The fully integrated RFCMOS chip contains 3 transmitters, 4 receivers, ADC conversion, phase rotator and low phase noise VCO. NXP TEF82xx also includes built-in safety monitors and external interface functions for MIPI-CSI2 and LVDS, and complies with ISO26262 and ASIL B standards.

Based on NXP's proven RFCMOS technology node and production settings, the receiver has significant improvements over the previous generation, such as more than doubled RF performance, including +6 dB phase noise improvement, 14 dBm output power at -95 dBc/Hz phase noise, and 11.5 dB receiver noise figure. The TEF82xx uses an ultra-compact eWLB package with an exposed die to achieve optimal heat transfer even at high ambient temperatures to meet the demanding thermal conditions in high-performance radar applications.
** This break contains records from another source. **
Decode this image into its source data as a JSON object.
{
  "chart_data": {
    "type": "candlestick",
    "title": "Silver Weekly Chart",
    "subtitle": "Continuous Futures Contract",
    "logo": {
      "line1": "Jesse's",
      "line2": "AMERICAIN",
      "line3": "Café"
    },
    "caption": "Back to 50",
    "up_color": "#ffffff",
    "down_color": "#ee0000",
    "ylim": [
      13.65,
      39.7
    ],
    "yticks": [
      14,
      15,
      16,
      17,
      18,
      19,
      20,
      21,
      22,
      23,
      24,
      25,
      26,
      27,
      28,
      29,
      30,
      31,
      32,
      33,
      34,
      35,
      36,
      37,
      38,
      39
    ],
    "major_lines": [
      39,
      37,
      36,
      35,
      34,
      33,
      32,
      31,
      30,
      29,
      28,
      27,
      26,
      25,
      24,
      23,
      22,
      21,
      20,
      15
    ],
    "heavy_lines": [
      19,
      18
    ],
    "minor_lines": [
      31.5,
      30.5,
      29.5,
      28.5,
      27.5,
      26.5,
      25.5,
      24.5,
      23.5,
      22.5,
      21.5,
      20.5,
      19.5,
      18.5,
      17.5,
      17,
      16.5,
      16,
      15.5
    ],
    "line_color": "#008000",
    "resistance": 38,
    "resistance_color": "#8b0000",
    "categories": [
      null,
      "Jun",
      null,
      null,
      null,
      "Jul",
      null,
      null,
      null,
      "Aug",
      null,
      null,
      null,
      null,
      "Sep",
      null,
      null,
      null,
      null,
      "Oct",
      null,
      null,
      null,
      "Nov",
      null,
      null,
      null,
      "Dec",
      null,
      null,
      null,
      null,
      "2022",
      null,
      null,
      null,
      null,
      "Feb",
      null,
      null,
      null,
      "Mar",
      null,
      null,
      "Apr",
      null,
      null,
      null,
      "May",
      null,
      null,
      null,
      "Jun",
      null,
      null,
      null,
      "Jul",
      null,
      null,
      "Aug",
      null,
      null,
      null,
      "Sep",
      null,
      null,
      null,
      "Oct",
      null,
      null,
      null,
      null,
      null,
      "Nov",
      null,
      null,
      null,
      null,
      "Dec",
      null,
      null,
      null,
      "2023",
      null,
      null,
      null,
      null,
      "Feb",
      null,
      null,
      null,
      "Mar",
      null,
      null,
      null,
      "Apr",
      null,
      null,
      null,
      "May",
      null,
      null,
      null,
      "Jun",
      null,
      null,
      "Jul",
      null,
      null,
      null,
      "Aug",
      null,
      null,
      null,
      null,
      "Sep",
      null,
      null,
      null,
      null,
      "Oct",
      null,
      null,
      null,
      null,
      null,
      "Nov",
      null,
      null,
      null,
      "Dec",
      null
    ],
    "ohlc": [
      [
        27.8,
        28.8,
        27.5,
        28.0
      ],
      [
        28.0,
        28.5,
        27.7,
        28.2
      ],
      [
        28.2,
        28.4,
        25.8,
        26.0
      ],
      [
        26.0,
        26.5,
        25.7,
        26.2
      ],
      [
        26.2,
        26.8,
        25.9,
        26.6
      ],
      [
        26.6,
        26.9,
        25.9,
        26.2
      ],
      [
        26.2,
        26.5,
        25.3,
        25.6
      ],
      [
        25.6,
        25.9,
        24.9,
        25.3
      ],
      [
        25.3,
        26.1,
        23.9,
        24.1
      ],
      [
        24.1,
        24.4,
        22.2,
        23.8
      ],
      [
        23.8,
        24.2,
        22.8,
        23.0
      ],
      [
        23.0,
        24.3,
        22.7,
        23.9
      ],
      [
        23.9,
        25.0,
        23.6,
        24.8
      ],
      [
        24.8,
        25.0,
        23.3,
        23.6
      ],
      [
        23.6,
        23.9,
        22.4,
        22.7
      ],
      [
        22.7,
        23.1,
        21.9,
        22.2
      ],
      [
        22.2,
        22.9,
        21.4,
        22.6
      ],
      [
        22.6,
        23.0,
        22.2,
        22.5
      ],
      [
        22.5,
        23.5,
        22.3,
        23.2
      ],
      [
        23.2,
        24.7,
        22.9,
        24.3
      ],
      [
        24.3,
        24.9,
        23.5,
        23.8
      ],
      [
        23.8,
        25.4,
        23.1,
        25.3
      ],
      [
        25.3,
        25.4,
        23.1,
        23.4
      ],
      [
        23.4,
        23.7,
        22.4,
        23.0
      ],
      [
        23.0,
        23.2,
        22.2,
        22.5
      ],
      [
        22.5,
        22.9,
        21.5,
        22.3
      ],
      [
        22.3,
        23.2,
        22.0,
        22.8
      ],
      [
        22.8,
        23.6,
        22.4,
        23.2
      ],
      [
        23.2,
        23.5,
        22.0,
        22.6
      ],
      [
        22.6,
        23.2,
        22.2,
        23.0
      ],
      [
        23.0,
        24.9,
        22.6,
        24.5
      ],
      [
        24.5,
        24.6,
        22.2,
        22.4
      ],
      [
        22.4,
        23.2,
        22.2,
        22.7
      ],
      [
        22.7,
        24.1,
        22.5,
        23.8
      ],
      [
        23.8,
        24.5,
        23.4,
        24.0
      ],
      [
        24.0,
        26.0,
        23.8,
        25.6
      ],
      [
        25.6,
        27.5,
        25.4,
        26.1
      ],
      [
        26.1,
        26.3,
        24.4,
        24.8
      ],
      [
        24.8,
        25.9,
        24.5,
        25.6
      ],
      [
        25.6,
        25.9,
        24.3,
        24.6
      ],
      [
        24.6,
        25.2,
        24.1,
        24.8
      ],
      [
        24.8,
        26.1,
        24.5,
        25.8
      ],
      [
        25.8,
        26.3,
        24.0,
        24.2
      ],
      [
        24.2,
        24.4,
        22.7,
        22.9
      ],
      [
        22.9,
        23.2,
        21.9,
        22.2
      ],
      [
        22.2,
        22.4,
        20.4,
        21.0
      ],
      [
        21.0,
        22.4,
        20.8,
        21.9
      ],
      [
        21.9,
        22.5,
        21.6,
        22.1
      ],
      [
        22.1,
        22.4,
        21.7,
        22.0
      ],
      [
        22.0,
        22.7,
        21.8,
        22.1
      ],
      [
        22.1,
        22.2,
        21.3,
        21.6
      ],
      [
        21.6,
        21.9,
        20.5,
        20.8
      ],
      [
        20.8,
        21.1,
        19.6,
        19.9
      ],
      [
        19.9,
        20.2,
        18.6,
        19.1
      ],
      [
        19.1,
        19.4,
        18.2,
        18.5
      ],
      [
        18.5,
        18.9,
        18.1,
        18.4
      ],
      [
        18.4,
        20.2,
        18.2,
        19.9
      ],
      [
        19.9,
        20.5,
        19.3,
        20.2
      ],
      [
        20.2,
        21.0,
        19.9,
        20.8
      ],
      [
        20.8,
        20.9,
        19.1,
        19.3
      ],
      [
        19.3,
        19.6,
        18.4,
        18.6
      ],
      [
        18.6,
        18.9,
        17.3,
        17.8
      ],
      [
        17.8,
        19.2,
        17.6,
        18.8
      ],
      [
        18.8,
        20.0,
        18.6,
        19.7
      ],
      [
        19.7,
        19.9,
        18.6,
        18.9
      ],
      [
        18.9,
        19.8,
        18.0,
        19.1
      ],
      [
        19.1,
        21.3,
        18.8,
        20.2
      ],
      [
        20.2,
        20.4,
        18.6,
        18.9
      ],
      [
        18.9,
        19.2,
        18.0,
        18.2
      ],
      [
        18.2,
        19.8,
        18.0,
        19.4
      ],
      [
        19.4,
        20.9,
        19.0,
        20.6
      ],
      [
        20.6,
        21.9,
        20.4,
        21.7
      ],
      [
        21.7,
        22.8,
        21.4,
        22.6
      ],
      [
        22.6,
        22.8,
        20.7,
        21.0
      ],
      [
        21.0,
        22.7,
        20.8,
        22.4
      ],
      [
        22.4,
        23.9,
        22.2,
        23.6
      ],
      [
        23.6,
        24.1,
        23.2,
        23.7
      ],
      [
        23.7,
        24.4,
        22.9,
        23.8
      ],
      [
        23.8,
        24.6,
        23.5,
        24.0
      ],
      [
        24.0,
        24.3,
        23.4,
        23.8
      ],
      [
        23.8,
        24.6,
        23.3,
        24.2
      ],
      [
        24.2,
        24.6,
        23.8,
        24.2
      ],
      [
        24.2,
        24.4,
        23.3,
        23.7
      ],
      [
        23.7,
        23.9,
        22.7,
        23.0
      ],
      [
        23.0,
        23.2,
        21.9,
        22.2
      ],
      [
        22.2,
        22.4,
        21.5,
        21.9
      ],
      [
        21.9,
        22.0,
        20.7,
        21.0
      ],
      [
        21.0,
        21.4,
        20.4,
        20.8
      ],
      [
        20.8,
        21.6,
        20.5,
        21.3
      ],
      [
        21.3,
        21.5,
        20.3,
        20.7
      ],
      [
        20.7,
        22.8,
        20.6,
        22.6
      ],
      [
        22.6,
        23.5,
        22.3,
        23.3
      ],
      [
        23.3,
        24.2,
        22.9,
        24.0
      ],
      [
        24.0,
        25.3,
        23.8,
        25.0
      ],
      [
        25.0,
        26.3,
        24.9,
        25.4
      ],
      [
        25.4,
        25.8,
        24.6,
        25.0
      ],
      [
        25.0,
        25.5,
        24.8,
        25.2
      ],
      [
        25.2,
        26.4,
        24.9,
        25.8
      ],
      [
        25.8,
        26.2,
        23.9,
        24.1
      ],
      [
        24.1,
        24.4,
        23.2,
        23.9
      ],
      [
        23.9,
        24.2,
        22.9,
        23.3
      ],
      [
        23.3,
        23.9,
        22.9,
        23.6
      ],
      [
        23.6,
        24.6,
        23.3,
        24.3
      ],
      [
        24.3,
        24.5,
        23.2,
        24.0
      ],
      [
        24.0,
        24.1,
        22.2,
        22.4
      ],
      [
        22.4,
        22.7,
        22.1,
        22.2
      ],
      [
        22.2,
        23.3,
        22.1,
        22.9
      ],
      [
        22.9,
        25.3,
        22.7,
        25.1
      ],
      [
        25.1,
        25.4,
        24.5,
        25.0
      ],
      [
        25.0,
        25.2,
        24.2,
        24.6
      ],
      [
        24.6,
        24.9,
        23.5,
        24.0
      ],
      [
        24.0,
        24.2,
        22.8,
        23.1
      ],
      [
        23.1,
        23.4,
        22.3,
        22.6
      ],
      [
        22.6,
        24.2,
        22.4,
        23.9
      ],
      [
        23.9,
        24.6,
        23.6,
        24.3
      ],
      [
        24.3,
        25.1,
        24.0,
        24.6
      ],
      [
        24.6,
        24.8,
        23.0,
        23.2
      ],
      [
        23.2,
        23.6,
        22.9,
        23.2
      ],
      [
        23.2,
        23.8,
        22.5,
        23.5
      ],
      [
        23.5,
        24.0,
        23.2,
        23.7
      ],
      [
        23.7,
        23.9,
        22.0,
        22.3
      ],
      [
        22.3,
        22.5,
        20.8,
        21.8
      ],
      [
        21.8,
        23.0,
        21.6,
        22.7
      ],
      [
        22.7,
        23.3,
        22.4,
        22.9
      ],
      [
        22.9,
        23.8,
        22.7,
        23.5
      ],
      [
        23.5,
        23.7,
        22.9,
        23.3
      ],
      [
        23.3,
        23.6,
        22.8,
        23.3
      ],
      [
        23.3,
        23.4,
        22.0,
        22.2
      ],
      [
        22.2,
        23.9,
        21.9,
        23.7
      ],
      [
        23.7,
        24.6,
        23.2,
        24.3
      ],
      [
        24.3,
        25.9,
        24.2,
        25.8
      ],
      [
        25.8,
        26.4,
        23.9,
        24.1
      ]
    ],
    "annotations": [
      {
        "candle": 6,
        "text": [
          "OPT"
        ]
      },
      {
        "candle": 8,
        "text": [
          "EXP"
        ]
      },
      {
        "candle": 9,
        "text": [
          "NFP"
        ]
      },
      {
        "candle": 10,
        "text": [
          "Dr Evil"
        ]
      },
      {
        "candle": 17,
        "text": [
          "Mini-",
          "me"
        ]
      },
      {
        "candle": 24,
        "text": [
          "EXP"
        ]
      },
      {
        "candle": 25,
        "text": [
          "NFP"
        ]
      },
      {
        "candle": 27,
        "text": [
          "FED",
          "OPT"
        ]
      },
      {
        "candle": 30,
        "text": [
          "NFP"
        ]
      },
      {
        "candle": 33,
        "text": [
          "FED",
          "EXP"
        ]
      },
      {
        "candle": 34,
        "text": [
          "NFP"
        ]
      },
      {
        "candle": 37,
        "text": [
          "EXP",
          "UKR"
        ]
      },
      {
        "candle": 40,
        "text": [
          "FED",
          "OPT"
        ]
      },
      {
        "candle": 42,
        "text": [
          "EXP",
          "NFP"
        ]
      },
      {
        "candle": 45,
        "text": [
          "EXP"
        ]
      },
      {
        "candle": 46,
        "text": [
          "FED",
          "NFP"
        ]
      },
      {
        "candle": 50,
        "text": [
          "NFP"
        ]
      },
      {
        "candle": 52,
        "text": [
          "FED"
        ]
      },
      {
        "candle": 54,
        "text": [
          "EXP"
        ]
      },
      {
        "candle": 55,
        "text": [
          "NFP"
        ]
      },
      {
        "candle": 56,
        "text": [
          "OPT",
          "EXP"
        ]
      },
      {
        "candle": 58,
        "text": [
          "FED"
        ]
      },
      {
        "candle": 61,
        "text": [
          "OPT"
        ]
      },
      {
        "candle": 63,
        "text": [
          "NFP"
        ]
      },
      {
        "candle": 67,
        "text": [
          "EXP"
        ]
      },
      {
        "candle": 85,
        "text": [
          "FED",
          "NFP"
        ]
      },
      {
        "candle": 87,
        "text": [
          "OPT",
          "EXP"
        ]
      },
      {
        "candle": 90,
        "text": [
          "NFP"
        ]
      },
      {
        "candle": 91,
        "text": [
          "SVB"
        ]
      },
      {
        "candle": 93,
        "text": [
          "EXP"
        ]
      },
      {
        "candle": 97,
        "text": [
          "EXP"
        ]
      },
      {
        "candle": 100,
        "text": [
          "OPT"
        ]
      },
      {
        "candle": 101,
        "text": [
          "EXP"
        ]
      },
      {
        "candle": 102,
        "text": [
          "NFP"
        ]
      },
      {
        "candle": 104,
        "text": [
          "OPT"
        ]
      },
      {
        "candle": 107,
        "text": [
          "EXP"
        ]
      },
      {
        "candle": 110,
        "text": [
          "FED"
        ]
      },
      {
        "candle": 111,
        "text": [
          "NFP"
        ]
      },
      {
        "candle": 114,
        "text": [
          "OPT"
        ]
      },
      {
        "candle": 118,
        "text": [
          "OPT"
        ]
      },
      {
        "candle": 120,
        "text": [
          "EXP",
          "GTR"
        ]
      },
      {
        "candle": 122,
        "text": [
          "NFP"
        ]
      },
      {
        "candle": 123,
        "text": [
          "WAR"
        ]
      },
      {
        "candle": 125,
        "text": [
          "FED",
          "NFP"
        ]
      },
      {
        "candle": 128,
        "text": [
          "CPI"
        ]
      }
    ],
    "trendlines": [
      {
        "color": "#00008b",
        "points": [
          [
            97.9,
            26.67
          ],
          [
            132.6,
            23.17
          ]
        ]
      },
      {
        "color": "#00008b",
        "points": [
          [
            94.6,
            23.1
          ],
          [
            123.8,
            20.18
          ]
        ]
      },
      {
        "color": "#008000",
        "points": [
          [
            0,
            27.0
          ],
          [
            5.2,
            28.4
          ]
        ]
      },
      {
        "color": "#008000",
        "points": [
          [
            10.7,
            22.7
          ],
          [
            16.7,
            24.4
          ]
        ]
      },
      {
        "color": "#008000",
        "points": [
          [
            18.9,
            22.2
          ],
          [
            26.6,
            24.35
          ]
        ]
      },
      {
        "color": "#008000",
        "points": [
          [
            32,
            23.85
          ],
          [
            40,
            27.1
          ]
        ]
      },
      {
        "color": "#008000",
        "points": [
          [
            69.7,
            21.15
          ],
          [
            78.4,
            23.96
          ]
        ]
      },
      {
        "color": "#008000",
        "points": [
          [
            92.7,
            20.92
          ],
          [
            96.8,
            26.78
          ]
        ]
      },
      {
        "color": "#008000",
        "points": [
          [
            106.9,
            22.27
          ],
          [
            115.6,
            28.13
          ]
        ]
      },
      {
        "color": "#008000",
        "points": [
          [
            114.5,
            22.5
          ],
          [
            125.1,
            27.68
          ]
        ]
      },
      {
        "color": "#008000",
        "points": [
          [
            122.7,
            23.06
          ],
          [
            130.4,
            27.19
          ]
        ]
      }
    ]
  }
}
The ultra-short linear frequency modulation return time of only 4µs reduces power-on time, thereby reducing sensor power consumption, and allows tighter linear frequency modulation spacing, thereby improving speed estimation capabilities.

With the comprehensive radar algorithm library provided by the automotive-grade radar software development kit (RSDK), developers can easily build and optimize applications without manually fine-tuning the accelerator software. Engineers can also take advantage of NXP's vast ecosystem of compilers, development environments, MCALs, and free and commercial RTOS support to get the resources needed for faster development.